The Taxpayers Party of New York State was an American political party active in the state of New York. It was not part of any nationwide party, nor is it affiliated with the U.S. Taxpayers' Party (now known as the Constitution Party), which predates it by 18 years, or the Tax Revolt Party active in Nassau County. The Taxpayers Party of New York was founded by Carl Paladino in 2010, with the help of Rus Thompson, Leonard Roberto, Michael Caputo and Gary Berntsen. It officially gained ballot access on August 10, 2010 and fielded candidates in the New York state elections, 2010.

Other than a committee to fill vacancies, the party does not have operations and served only as an additional ballot line for Republican candidates; it was originally designed to counter the decisions of the Conservative Party of New York State under New York's electoral fusion laws. It originally endorsed candidates the Conservative Party passed up in statewide races; after the September primaries, the losers dropped out the races, and each party has cross-nominated the primary winners as their nominees. The party has not endorsed incumbents in most races. Had Paladino received 50,000 votes on the line in 2010 and gained permanent ballot access, the party would have had to put together an organizational structure. The party's name derives from the motto "taxed enough already," the acronym of which (TEA) forms the basis of the TEA Party movement. Paladino received significant supported from the Tea Party movement.

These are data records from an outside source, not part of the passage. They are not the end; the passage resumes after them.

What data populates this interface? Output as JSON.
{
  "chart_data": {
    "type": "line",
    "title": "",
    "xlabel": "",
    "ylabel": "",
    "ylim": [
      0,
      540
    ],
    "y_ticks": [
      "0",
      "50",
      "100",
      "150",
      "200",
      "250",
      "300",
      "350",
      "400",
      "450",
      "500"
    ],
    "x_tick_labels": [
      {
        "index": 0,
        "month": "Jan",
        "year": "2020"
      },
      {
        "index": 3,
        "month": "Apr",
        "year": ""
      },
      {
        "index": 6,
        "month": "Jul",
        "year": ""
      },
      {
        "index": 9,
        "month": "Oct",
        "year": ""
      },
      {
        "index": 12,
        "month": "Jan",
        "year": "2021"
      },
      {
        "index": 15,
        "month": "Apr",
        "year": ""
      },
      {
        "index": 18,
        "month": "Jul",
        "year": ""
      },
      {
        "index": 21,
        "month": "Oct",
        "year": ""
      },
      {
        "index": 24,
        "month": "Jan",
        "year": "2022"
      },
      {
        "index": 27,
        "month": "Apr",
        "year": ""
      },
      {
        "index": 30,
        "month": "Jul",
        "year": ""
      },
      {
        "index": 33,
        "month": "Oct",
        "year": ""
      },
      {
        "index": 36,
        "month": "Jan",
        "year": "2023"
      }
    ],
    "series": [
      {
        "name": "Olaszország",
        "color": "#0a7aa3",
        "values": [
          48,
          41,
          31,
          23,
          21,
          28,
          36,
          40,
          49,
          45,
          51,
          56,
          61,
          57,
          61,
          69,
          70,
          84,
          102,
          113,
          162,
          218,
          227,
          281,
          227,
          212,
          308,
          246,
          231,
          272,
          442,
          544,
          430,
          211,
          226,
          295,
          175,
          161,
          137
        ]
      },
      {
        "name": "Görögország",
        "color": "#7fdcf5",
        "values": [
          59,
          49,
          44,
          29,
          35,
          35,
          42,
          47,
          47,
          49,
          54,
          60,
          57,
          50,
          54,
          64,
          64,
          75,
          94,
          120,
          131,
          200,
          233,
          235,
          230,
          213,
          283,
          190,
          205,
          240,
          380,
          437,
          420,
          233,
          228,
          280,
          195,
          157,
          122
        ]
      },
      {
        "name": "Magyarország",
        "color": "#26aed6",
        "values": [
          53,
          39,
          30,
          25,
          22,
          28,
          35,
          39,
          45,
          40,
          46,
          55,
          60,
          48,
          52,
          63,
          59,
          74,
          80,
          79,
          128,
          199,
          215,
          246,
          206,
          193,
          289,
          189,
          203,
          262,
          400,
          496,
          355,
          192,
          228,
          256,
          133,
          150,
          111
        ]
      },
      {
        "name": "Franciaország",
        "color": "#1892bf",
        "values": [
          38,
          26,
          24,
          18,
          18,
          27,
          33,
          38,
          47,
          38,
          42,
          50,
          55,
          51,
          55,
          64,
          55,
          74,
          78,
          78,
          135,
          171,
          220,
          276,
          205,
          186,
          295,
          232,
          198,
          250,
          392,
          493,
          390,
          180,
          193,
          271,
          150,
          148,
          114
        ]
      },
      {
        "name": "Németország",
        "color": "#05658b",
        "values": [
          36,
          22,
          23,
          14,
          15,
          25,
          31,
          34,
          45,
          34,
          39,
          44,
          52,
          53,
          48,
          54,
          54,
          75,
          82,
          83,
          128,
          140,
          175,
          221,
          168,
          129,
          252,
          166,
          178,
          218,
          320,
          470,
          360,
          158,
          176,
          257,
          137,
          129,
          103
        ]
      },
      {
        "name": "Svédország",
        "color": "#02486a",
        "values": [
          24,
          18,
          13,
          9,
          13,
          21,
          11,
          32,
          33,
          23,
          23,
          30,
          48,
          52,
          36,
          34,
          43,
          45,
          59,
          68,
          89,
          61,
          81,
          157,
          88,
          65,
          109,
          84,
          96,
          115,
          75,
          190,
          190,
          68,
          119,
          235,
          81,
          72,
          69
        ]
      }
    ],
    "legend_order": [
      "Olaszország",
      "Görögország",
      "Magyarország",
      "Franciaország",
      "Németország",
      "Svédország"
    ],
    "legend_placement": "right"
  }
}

The party had ceased active campaigning due to Paladino earning the endorsement of the Conservative Party until releasing a last-minute advertisement on Election Day.

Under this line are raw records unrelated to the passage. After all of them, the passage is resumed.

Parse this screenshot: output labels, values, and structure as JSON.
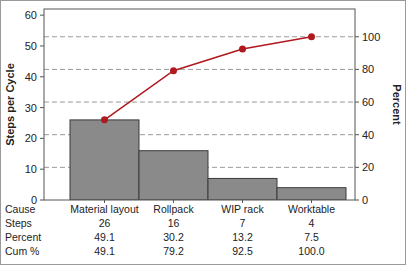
{
  "chart_data": {
    "type": "pareto",
    "xlabel": "Cause",
    "ylabel": "Steps per Cycle",
    "y2label": "Percent",
    "categories": [
      "Material layout",
      "Rollpack",
      "WIP rack",
      "Worktable"
    ],
    "series": [
      {
        "name": "Steps",
        "type": "bar",
        "color": "#8a8a8a",
        "values": [
          26,
          16,
          7,
          4
        ]
      },
      {
        "name": "Cum %",
        "type": "line",
        "axis": "y2",
        "color": "#b0191e",
        "marker": "circle",
        "values": [
          49.1,
          79.2,
          92.5,
          100.0
        ],
        "value_labels": [
          "49.1",
          "79.2",
          "92.5",
          "100.0"
        ]
      }
    ],
    "percent": {
      "name": "Percent",
      "values": [
        49.1,
        30.2,
        13.2,
        7.5
      ]
    },
    "ylim": [
      0,
      62
    ],
    "yticks": [
      0,
      10,
      20,
      30,
      40,
      50,
      60
    ],
    "y2lim": [
      0,
      117
    ],
    "y2ticks": [
      0,
      20,
      40,
      60,
      80,
      100
    ],
    "grid": true
  }
}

The now-disbanded Jefferson County chapter of the Independence Party of New York had seen the majority of its leaders switch allegiance to the Taxpayers Party, with the rest supporting the Anti-Prohibition Party of Kristin M. Davis.

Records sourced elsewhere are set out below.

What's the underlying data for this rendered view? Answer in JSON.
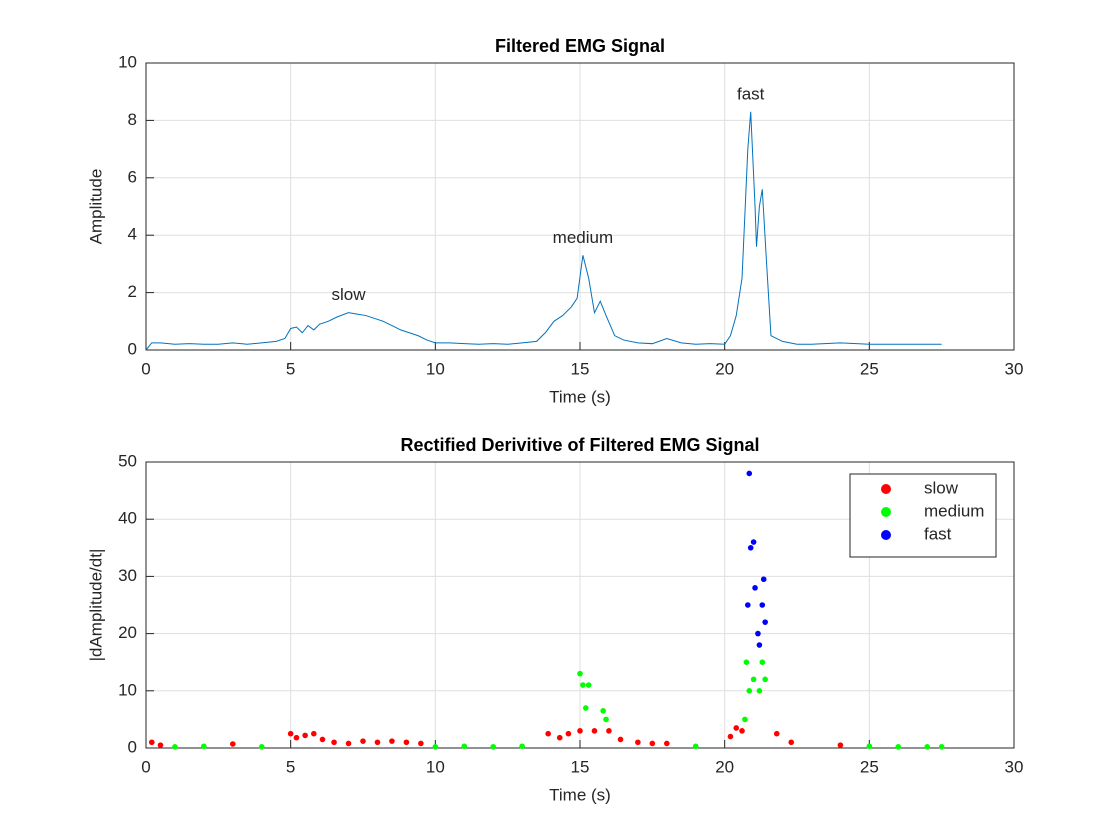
{
  "chart_data": [
    {
      "type": "line",
      "title": "Filtered EMG Signal",
      "x_label": "Time (s)",
      "y_label": "Amplitude",
      "xlim": [
        0,
        30
      ],
      "ylim": [
        0,
        10
      ],
      "xticks": [
        0,
        5,
        10,
        15,
        20,
        25,
        30
      ],
      "yticks": [
        0,
        2,
        4,
        6,
        8,
        10
      ],
      "grid": true,
      "series": [
        {
          "name": "Filtered EMG",
          "color": "#0072bd",
          "x": [
            0,
            0.2,
            0.5,
            1,
            1.5,
            2,
            2.5,
            3,
            3.5,
            4,
            4.5,
            4.8,
            5,
            5.2,
            5.4,
            5.6,
            5.8,
            6,
            6.3,
            6.6,
            7,
            7.3,
            7.6,
            7.9,
            8.2,
            8.5,
            8.8,
            9.1,
            9.4,
            9.7,
            10,
            10.5,
            11,
            11.5,
            12,
            12.5,
            13,
            13.5,
            13.8,
            14.1,
            14.4,
            14.7,
            14.9,
            15.1,
            15.3,
            15.5,
            15.7,
            15.9,
            16.2,
            16.5,
            17,
            17.5,
            18,
            18.5,
            19,
            19.5,
            20,
            20.2,
            20.4,
            20.6,
            20.8,
            20.9,
            21.05,
            21.1,
            21.2,
            21.3,
            21.45,
            21.6,
            21.8,
            22,
            22.5,
            23,
            24,
            25,
            26,
            27,
            27.5
          ],
          "values": [
            0,
            0.25,
            0.25,
            0.2,
            0.22,
            0.2,
            0.2,
            0.25,
            0.2,
            0.25,
            0.3,
            0.4,
            0.75,
            0.8,
            0.6,
            0.85,
            0.7,
            0.9,
            1.0,
            1.15,
            1.3,
            1.25,
            1.2,
            1.1,
            1.0,
            0.85,
            0.7,
            0.6,
            0.5,
            0.35,
            0.25,
            0.25,
            0.22,
            0.2,
            0.22,
            0.2,
            0.25,
            0.3,
            0.6,
            1.0,
            1.2,
            1.5,
            1.8,
            3.3,
            2.5,
            1.3,
            1.7,
            1.2,
            0.5,
            0.35,
            0.25,
            0.22,
            0.4,
            0.25,
            0.2,
            0.22,
            0.2,
            0.5,
            1.2,
            2.5,
            7.0,
            8.3,
            5.0,
            3.6,
            5.0,
            5.6,
            3.0,
            0.5,
            0.4,
            0.3,
            0.2,
            0.2,
            0.25,
            0.2,
            0.2,
            0.2,
            0.2
          ]
        }
      ],
      "annotations": [
        {
          "text": "slow",
          "x": 7,
          "y": 1.3
        },
        {
          "text": "medium",
          "x": 15.1,
          "y": 3.3
        },
        {
          "text": "fast",
          "x": 20.9,
          "y": 8.3
        }
      ]
    },
    {
      "type": "scatter",
      "title": "Rectified Derivitive of Filtered EMG Signal",
      "x_label": "Time (s)",
      "y_label": "|dAmplitude/dt|",
      "xlim": [
        0,
        30
      ],
      "ylim": [
        0,
        50
      ],
      "xticks": [
        0,
        5,
        10,
        15,
        20,
        25,
        30
      ],
      "yticks": [
        0,
        10,
        20,
        30,
        40,
        50
      ],
      "grid": true,
      "legend": "northeast",
      "series": [
        {
          "name": "slow",
          "color": "#ff0000",
          "x": [
            0.2,
            0.5,
            3,
            5,
            5.2,
            5.5,
            5.8,
            6.1,
            6.5,
            7,
            7.5,
            8,
            8.5,
            9,
            9.5,
            13.9,
            14.3,
            14.6,
            15,
            15.5,
            16,
            16.4,
            17,
            17.5,
            18,
            20.2,
            20.4,
            20.6,
            21.8,
            22.3,
            24
          ],
          "values": [
            1,
            0.5,
            0.7,
            2.5,
            1.8,
            2.2,
            2.5,
            1.5,
            1,
            0.8,
            1.2,
            1,
            1.2,
            1,
            0.8,
            2.5,
            1.8,
            2.5,
            3,
            3,
            3,
            1.5,
            1,
            0.8,
            0.8,
            2,
            3.5,
            3,
            2.5,
            1,
            0.5
          ]
        },
        {
          "name": "medium",
          "color": "#00ff00",
          "x": [
            1,
            2,
            4,
            10,
            11,
            12,
            13,
            15,
            15.1,
            15.2,
            15.3,
            15.8,
            15.9,
            19,
            20.7,
            20.75,
            20.85,
            21,
            21.2,
            21.3,
            21.4,
            25,
            26,
            27,
            27.5
          ],
          "values": [
            0.2,
            0.3,
            0.2,
            0.2,
            0.3,
            0.2,
            0.3,
            13,
            11,
            7,
            11,
            6.5,
            5,
            0.3,
            5,
            15,
            10,
            12,
            10,
            15,
            12,
            0.3,
            0.2,
            0.2,
            0.2
          ]
        },
        {
          "name": "fast",
          "color": "#0000ff",
          "x": [
            20.8,
            20.85,
            20.9,
            21,
            21.05,
            21.15,
            21.2,
            21.3,
            21.35,
            21.4
          ],
          "values": [
            25,
            48,
            35,
            36,
            28,
            20,
            18,
            25,
            29.5,
            22
          ]
        }
      ]
    }
  ]
}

The party registered 25,820 votes on election night 2010, leaving it well short of the necessary votes to achieve a permanent ballot line. In portions of Western New York, the line drew vote totals on par with the Working Families Party and the Green Party. The party's founders have not indicated whether or not it will pursue ballot lines in future elections. Rus Thompson, Gary Berntsen and Michael Caputo, who helped organized the party line, orchestrated an attempted ballot access campaign for David Bellavia in the New York's 26th congressional district special election, 2011, but because Paladino and Leonard Roberto endorsed Republican nominee Jane Corwin, the organization used the name "Federalist Party" for Bellavia's petitions instead of the Taxpayers Party. Its former website is now a Japanese-language placeholder.

Paladino endorsed Rob Astorino in the 2014 election; Astorino himself created a similar ballot line, the Stop Common Core Party line, which achieved automatic ballot access with just over 50,000 votes.

==2010 Comptroller Campaign==

Thompson, originally on petitions as a dummy candidate, did not actively campaign for the comptroller position, due to both his position as Paladino's campaign treasurer and a desire not to act as a spoiler in the race. He relinquished his spot on the ballot.